Перед тем, как войти в пустыню последующих лет, я все же должен признать, что я, возможно, ужасно несправедлив к своим родителям. Ни разу, насколько мне известно, – ни разу со дня откровений Мари Перейры не предпринимали они попытки найти своего истинного, родного сына; в нескольких местах моего повествования я приписал это отсутствию воображения, сказав примерно следующее: я оставался их сыном потому, что они не могли представить себе меня вне этой роли. Возможны и худшие интерпретации – например, нежелание принять в семью уличного мальчишку, проведшего одиннадцать лет под забором; но я хотел бы предположить более благородный мотив: может быть, несмотря ни на что, несмотря на нос-огурцом, рябое лицо, отсутствие подбородка, выпирающие надбровные дуги, кривые ноги, оторванный палец, тонзуру монаха и (об этом они, я полагаю, не знали) глухое левое ухо, несмотря даже на полуночную подмену детей, осуществленную Мари Перейрой… может быть, повторяю, несмотря на все эти раздражающие факторы, мои родители любили меня. Я уходил от них в мой тайный мир; страшась их ненависти, не хотел признать, что любовь может быть сильнее некрасивой внешности, сильнее даже голоса крови. И очень вероятно, что дело, оговоренное по телефону, осуществившееся наконец 21 ноября 1962 года, было задумано по высочайшей из причин: мои родители погубили меня из любви.

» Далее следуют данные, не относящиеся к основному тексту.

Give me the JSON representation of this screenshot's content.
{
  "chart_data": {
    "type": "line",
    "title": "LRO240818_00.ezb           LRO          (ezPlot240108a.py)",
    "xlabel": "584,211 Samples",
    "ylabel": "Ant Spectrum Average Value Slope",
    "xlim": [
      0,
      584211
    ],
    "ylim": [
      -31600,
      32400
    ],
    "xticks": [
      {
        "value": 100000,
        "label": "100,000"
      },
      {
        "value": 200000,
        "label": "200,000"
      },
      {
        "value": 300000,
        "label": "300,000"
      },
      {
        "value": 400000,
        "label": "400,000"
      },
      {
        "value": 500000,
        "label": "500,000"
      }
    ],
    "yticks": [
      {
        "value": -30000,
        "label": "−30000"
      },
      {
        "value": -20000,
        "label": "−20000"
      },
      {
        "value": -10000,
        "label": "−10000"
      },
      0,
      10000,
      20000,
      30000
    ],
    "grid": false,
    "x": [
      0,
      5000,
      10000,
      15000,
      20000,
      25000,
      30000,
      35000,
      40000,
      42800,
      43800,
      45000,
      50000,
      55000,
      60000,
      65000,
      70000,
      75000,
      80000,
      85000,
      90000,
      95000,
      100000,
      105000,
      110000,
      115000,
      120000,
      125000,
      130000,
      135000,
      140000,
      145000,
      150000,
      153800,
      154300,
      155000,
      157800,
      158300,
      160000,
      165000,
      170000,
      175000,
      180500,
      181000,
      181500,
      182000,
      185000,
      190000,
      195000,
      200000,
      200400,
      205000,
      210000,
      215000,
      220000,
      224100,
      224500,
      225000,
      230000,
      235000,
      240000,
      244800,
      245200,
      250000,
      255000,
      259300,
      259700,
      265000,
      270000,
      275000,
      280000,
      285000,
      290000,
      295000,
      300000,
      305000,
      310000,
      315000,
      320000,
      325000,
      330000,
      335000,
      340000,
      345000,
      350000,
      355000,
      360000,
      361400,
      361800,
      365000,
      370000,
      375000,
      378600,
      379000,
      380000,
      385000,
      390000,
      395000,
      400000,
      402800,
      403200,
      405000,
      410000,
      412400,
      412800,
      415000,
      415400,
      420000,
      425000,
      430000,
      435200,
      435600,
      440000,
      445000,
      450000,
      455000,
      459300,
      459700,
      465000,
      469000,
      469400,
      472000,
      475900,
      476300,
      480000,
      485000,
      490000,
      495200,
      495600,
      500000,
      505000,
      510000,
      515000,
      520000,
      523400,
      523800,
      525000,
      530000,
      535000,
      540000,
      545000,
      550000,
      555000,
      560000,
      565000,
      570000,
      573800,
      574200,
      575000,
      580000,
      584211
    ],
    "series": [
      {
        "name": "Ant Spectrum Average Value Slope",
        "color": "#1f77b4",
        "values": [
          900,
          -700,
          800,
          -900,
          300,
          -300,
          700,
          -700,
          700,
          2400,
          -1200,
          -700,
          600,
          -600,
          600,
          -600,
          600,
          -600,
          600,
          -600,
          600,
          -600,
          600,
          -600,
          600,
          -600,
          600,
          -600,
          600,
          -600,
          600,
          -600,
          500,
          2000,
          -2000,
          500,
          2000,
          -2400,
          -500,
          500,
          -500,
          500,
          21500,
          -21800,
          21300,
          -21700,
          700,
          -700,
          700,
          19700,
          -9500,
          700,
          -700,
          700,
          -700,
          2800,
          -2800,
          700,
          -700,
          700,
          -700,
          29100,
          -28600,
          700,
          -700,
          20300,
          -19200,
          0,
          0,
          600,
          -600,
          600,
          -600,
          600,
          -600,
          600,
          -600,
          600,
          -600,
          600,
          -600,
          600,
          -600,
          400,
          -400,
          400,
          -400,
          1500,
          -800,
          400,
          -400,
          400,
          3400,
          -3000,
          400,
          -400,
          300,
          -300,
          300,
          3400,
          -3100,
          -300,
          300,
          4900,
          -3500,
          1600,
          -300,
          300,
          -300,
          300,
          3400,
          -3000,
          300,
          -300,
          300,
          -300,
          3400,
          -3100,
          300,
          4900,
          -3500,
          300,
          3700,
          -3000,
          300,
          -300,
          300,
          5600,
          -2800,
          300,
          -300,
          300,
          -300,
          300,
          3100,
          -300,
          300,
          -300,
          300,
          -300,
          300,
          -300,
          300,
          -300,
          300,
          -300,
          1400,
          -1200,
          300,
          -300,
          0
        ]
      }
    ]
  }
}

День двадцатого ноября был ужасен; ночь тоже… шесть дней тому назад, на семьдесят третий день рождения Неру, началось крупное столкновение с китайскими войсками; индийская армия – ДЖАВАНЫ РВУТСЯ В БОЙ! – атаковала китайцев в Валонге. Новости о поражении в Валонге и о беспорядочном бегстве четырех батальонов генерала Каула достигла Неру в субботу восемнадцатого числа; в понедельник двадцатого она просочилась на радио и в прессу и дошла до имения Месволда. В НЬЮ-ДЕЛИ ЦАРИТ ПАНИКА! ИНДИЙСКИЕ ВООРУЖЕННЫЕ СИЛЫ РАЗГРОМЛЕНЫ! В тот день – в последний день моей прежней жизни – мы с сестрой и родителями сгрудились вокруг нашего приемника «Телефункен», а телекоммуникации вселяли страх Божий перед китайцами в наши сердца. И тут мой отец произнес роковые слова: «Жена, – проговорил он мрачно, пока мы с Джамилей тряслись от страха. – Бегам-сахиба, с этой страной все кончено. Она – банкрот, фантуш». Вечерние газеты провозгласили конец заразы оптимизма: ДУХ ОБЩЕСТВА УПАЛ ДО НУЛЯ. За этим концом последовали другие; что-то еще упало до нуля, было высосано, выпито, осушено, дренировано.
Я отправился в постель с головой, полной китайских лиц, ружей, танков… но в полночь голова моя была пуста и безбурна, потому что накал Конференции тоже упал до нуля; из всех волшебных детей одна только Парвати-Колдунья пожелала говорить со мной, и мы, донельзя удрученные тем, что Нусси-Утенок назвала бы «концом света», могли только лишь общаться друг с другом в полном молчании.